Last night’s event was interesting. My host was Reba Place Fellowship, and all but one of the attendees was from that community. Not only was this preaching to the choir; it was perhaps preaching to the pastors. Reba Place has been cooperating for more than 50 years. Half a century. They started in the Eisenhower era and they are still at it.
The community has about 50 core members who live in two clusters of buildings on the North Side and in Evanston, each of which is affiliated with a neighborhood church. They also have several businesses, including a property management company that owns about 200 units of affordable housing, including their own.
They run a bike repair shop called the Recyclery, Plain and Simple Furniture selling Amish furniture from northern Indiana, and an artist cooperative called Community Creations. They also run a development corporation and a new organization called RebaWorks, which is creating jobs in the neighborhood.

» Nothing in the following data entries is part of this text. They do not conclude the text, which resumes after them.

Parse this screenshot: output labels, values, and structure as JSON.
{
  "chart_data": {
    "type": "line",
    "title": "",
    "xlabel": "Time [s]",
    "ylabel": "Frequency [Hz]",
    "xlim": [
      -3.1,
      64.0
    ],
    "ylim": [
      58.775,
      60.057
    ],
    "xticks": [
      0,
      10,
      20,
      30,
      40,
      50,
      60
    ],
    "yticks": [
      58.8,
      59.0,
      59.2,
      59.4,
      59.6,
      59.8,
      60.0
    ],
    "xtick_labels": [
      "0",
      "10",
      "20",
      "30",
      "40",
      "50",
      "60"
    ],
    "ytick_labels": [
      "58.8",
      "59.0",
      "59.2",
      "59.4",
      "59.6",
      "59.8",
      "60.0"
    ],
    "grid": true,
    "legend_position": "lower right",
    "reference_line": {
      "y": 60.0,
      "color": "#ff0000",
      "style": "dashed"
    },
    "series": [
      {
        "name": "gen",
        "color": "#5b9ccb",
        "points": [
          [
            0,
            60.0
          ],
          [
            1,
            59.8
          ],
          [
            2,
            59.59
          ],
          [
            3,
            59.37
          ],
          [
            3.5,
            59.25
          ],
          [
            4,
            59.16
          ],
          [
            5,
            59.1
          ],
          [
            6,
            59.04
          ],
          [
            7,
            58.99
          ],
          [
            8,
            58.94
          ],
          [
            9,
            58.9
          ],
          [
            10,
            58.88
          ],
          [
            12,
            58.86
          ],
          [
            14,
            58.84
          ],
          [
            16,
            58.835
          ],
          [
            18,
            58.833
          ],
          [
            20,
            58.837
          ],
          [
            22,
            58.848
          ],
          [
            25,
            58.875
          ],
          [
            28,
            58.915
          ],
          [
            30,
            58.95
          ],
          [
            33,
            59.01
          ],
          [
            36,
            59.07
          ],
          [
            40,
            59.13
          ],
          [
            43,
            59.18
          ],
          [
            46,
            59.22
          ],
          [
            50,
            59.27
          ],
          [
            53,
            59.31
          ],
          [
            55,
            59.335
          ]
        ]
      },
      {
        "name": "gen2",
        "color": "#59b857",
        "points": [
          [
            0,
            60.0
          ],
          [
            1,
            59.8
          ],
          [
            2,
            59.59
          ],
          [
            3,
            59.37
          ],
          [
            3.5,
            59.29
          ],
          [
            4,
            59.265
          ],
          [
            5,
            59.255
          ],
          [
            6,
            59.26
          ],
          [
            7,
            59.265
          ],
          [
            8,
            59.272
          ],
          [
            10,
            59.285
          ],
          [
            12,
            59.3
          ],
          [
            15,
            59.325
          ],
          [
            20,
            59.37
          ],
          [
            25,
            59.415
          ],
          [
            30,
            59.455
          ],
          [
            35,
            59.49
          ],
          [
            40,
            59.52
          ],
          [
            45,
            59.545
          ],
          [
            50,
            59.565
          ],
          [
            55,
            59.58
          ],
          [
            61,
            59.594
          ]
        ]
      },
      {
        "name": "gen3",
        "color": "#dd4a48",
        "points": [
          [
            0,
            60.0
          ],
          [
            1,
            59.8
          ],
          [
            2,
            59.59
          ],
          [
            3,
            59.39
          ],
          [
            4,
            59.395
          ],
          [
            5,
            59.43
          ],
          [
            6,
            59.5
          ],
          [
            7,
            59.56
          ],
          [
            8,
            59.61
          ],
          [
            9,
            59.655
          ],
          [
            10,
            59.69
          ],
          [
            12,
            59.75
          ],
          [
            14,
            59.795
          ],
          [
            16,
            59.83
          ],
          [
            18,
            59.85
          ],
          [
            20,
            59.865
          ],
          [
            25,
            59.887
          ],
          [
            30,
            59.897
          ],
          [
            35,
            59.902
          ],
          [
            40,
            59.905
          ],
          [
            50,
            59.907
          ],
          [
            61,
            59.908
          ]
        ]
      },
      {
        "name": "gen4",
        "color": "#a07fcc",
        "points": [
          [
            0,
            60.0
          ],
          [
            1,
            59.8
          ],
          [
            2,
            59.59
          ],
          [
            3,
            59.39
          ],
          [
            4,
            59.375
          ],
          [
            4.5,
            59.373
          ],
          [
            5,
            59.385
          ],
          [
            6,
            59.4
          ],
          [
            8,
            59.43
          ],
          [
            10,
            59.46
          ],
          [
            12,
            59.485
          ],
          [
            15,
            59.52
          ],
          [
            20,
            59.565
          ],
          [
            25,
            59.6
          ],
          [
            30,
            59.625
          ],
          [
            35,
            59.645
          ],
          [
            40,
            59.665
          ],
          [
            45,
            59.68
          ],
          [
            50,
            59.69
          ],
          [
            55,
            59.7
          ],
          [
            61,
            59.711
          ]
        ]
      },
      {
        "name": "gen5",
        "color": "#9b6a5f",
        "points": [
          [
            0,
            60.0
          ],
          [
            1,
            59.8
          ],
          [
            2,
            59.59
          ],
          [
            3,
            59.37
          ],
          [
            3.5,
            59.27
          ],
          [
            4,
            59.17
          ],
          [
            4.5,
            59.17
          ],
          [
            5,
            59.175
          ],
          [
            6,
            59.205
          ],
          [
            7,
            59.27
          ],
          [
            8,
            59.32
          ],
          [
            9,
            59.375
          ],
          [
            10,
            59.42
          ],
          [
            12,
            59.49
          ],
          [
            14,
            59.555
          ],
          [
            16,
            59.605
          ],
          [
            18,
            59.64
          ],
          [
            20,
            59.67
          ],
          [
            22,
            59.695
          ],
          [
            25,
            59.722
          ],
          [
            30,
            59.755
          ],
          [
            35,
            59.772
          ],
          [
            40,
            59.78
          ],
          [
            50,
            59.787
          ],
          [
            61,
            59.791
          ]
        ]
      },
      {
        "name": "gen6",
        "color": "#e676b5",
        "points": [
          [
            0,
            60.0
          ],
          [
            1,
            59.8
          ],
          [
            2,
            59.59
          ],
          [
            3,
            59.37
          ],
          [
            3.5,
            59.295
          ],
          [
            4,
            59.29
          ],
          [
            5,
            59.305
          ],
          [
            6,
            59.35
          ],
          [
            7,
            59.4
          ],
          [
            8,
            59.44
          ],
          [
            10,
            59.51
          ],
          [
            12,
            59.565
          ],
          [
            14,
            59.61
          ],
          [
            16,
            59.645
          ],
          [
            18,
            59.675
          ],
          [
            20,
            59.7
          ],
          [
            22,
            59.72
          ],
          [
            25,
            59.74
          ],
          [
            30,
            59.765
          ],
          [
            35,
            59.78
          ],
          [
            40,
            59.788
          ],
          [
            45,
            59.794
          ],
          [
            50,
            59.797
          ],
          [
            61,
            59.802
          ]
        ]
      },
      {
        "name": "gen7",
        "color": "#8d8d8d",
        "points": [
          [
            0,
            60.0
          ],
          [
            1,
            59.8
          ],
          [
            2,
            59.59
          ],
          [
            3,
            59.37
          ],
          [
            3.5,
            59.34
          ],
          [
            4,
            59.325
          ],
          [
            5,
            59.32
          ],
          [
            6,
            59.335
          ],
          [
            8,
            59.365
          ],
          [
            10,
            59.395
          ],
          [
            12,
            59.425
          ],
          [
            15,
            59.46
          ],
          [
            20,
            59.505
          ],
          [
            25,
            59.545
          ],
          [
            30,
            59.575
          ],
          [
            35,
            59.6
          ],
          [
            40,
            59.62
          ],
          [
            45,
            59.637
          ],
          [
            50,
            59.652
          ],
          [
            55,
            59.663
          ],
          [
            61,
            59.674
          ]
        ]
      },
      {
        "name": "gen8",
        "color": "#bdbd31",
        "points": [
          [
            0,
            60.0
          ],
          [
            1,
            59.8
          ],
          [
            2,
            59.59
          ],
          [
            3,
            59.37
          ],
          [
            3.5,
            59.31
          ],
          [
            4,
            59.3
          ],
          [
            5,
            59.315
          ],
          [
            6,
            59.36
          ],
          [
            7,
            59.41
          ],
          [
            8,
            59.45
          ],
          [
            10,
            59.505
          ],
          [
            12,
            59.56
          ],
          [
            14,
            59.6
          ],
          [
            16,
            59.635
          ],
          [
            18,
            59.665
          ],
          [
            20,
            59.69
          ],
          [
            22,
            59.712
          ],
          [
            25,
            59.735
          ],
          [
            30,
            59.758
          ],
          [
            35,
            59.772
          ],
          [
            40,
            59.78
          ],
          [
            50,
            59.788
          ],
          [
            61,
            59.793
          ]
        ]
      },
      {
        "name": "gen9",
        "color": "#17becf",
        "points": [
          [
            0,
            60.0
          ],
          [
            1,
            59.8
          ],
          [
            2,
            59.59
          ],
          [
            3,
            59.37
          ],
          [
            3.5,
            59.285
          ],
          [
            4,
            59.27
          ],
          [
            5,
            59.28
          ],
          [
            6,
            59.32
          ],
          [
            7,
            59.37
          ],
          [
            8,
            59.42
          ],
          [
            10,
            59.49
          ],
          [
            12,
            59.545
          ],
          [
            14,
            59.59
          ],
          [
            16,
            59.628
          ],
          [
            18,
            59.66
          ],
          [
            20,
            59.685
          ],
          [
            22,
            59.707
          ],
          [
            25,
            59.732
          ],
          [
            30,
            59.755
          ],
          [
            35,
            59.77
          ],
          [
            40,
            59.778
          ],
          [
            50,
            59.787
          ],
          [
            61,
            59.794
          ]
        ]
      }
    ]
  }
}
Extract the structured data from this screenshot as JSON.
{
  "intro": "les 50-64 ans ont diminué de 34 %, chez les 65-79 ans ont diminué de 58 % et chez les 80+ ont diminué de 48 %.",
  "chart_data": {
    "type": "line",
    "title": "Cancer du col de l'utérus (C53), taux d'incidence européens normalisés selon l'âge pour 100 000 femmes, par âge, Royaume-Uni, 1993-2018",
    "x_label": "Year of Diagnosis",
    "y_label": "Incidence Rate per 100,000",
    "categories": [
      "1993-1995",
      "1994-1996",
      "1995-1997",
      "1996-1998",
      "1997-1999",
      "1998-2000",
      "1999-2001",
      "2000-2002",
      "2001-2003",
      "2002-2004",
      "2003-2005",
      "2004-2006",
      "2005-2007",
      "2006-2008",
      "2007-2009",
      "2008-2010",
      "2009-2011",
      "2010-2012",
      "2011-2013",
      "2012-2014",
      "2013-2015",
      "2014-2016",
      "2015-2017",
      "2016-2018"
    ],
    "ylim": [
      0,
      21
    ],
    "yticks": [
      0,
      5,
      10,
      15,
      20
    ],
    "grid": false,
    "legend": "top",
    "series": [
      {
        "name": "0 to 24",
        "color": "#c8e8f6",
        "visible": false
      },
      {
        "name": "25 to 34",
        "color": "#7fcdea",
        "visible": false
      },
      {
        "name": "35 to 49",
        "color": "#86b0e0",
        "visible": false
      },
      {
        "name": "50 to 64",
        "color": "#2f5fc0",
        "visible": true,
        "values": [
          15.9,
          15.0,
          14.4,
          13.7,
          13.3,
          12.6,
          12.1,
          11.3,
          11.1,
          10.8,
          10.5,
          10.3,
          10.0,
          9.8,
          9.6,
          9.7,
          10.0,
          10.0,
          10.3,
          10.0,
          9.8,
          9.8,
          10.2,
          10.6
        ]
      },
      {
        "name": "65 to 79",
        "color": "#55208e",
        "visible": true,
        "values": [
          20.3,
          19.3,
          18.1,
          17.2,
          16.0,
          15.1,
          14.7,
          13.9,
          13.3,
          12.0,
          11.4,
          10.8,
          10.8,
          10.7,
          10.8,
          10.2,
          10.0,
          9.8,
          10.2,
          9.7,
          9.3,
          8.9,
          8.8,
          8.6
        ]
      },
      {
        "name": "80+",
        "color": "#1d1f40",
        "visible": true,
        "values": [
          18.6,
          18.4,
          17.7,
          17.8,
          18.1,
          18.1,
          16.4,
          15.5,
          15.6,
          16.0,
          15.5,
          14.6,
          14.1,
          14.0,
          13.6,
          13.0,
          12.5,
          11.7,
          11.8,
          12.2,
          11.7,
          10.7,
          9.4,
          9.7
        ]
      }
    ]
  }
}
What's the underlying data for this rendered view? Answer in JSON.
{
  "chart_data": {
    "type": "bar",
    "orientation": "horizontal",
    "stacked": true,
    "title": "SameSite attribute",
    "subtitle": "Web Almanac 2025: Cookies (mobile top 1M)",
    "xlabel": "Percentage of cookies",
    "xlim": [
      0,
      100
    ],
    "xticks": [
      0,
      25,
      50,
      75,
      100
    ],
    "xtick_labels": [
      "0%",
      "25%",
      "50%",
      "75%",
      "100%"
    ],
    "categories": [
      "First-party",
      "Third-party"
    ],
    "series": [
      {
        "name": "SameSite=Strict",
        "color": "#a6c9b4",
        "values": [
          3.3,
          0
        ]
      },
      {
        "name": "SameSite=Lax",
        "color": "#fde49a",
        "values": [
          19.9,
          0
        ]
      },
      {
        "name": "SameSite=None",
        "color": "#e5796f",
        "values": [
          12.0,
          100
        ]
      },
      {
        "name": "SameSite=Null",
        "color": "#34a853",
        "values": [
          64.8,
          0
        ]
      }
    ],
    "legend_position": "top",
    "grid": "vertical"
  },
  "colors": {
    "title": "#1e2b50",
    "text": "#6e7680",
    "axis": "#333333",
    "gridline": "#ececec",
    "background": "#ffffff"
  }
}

But one of my favorite parts of the community, which totally snuck up on me because it isn’t on their web page, is that about 20 years ago they planted a rural community in Tiskilwa, Illinois, called Plow Creek. This community, which is affiliated with a Mennonite church, describes itself as something like a Christian kibbutz. A few years ago, they started a CSA that delivers 50 shares to the urban communities. I think that the best part of the conversation was how amused my hosts were at my childlike enthusiasm for what they have done. They’ve been doing it for so long it just feels normal to them.
One of the big flaws of my book is that it only gives brief treatment to projects that each represent years (or decades) of work by hundreds (or thousands, or even millions) of people. Reba Place wasn’t even mentioned, as I generally stuck to single examples when I found similar projects, and when I was doing the research I figured that one Chicago example was enough (as it turns out, there were seven Christian intentional communities in town between 10 & 15 years ago, and they met regularly.
I can’t even begin to do these works justice, and have often thought that a book could be written about each of them; that is certainly true of Reba Place. The good news here is that someone already wrote the book about Reba. Several of them.
Today I went a visiting. My first stop was the Christian Community Development Association, where I had a couple of really great meetings. I am very excited about continuing the conversations started today, as it seems like we’ve got a lot to talk about. They do institutes with local hosts all over the country, and this October their annual conference will be in Cincinnati.
After lunch at a pizza joint that was started as a tithe by a local chain (because it is in a neighborhood that doesn’t attract those seeking profit) and staffed by ex-prisoners, I headed to Jesus People USA. I’ve been looking forward to this for a long time, and it was great to see the place. The main community building is an old 10-story hotel that has really cool architecture that has been scuffed up considerably by decades of community life.
I was struck by a strange mixture of cool and uncool. On the one hand, the rooms that I saw were furnished in beautiful but simple ways, with lots of books, sacred art, butterfly displays, and everything. I met several people who had been there for a long time, and they all looked at least a decade younger than their actual age. On the other hand, it was a grungy place, with sort of a hostel vibe and tons of cables hanging from the ceilings. And there were elderly people hanging out in the lobby, a couple of whom were in wheelchairs. The top three floors are all senior housing,
I had a great long chat with Jon Trott (one of the old-timers, with 32 years under his belt) and found out that there have been several attempts to write books about the thing, but nobody has been able to capture it. His own attempt (which fizzled out about 1989) is online. I didn’t ask how that document got digitized, but now I’m wondering.
Tonight I had dinner with a couple of the folks from North American Students of Cooperation, which just moved its offices to Chicago from Michigan. As it turns out, one of them is booked on the same train as I am tomorrow morning. So I suppose we’ll have more time to talk then.
It was an action-packed 36 hours in Chicago. I had to skip visits to the South Side for a couple of housing co-ops and the Seminary Co-op Bookstores, and while on the train I passed right on by Hermitage Manor Cooperative, which looked like it was located on a church property of some sort. I am going to have to investigate that when I come back, soon.